October 16th 1997



In Fall 1996 the Open University of the University of Helsinki arranged a course called "Introduction to Communication Skills". The course consisted of 5 weeks studies an its contents were an introduction to communication skills ("Johdatus viestintään" in Finnish).

The teacher Mr. Mikko Koistinen had about fifty students in his group and less than half of them were studying in distance via Internet. The original idea was that the students could access the learning material from their home computers or from working places. That idea was not fulfilled, because only less than five students had their own network connection. Most of the students were studying at three different folkhighschools and they could use computers there, which was lucky for this course.

The course material consisted partly of Internet pages and partly of textbooks. The students could use a closed discussion group (newsgroup) for communication between themselves and with the teacher, as well as e-mail. They sent their exercises to the teacher by e-mail. The degree of new technology was very carefully planned because of the quality of lines and computers the students used.

Follow-up study

KAMU-projects Pentti Vertanen was observing the course and he has made a study of it. In this study the students explained how they experienced computer based learning in network.
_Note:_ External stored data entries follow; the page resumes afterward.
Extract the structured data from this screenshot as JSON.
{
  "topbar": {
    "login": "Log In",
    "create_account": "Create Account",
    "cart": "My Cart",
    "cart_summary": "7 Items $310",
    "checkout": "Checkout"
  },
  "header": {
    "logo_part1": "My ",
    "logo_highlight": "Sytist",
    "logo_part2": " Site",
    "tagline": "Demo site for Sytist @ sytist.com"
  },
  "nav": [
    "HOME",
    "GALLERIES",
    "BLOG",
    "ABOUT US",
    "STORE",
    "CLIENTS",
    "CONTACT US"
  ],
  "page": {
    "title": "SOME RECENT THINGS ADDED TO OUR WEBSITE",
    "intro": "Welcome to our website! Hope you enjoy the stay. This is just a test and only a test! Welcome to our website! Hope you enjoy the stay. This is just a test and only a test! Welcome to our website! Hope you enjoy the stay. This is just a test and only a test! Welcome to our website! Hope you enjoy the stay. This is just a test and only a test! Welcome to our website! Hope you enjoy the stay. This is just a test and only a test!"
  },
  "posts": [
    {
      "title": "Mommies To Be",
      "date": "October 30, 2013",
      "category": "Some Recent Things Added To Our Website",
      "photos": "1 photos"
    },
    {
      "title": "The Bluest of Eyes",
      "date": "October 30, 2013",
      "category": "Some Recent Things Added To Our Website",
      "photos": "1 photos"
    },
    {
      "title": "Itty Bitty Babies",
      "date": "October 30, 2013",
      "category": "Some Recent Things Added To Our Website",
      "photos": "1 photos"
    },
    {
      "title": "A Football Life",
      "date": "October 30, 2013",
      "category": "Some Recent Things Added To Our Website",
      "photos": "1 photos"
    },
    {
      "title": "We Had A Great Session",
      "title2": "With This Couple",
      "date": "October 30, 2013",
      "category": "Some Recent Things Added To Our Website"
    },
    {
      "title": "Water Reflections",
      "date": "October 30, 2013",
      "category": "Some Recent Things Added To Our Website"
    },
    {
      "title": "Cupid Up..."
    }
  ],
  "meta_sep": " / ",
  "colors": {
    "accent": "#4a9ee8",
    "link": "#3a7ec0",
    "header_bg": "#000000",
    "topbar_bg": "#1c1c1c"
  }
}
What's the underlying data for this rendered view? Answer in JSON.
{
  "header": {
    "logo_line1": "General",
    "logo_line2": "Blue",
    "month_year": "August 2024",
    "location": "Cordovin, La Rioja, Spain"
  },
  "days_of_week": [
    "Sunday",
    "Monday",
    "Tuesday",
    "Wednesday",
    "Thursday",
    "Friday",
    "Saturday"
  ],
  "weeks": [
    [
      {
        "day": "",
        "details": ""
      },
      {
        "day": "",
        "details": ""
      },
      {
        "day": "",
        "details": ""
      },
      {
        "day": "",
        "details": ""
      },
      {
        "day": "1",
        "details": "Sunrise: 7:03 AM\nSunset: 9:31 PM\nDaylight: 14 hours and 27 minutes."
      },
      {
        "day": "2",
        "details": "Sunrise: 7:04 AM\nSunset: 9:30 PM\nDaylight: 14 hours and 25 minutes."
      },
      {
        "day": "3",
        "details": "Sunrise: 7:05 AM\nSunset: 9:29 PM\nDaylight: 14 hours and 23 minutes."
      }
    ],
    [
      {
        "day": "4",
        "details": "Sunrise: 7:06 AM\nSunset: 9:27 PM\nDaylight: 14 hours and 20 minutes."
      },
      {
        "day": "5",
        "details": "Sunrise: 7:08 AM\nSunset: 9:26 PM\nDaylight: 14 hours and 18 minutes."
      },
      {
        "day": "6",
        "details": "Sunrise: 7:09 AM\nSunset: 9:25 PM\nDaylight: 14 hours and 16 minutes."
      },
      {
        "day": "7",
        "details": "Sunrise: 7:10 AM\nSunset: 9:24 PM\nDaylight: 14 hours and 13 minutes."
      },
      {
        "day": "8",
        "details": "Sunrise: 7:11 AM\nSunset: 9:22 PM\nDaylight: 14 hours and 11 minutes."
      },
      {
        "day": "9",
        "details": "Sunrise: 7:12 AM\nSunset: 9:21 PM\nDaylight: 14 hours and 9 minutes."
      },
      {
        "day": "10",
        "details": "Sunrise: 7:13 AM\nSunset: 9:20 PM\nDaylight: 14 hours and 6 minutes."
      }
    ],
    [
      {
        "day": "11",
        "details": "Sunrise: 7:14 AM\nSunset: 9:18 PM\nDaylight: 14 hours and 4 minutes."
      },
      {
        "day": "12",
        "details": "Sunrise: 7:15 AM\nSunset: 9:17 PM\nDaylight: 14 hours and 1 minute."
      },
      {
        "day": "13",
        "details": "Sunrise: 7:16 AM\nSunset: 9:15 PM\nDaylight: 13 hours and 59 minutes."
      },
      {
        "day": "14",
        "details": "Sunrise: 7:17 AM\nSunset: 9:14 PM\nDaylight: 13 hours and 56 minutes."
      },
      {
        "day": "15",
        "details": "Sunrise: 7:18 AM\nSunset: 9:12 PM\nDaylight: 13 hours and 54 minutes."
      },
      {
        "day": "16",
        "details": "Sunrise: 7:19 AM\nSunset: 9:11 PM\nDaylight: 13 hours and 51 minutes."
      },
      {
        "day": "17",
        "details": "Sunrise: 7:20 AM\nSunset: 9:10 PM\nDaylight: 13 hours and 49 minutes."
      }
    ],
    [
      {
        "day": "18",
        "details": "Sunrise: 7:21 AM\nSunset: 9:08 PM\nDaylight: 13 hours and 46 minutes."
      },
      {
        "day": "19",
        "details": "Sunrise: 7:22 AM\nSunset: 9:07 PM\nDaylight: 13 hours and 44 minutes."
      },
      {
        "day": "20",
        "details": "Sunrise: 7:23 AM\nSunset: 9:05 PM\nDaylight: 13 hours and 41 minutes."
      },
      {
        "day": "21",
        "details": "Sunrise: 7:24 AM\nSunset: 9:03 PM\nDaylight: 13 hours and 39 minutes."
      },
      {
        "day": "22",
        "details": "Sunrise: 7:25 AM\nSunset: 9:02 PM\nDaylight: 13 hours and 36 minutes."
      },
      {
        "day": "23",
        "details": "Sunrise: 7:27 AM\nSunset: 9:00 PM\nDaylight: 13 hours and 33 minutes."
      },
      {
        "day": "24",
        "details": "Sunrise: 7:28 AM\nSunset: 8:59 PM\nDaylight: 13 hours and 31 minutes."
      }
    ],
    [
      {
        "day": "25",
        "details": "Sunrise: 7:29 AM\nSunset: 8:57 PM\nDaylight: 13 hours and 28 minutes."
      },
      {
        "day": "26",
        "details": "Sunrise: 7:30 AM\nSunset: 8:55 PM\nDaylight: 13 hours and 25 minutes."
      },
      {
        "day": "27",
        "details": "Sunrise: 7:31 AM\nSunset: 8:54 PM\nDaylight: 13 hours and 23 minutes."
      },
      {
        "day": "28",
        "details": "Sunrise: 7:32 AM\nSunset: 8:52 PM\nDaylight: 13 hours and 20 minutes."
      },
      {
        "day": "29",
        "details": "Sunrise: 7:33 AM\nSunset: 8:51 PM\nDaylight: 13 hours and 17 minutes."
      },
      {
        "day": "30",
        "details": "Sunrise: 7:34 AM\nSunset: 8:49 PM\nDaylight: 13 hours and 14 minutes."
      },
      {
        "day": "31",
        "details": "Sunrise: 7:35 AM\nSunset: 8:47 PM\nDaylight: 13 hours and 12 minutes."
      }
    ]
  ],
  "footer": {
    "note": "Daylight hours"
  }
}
Most of the students answers were positive or neutral. The material was generally well accepted even though it was modest and conventional. Interaction between students and the teacher was felt functioning well, but interaction between the students was not felt satisfactory. The students felt teachers prompt replies very positive. Compared with traditional distance learning, when response times could be several days, maybe weeks, the replies now came in a few hours or days.

Most of the students already knew how to use e-mail, so it was functioning well from the very beginning. We wanted to test a new tool, a closed discussion group with this course, and the course time, about 3 months, may have been too short for some students to adopt the new technique and to understand its benefits.

The students, who had a computer available and an access to the Internet, answered that independence of time and place was fulfilled. The course as a whole was felt to have been successful.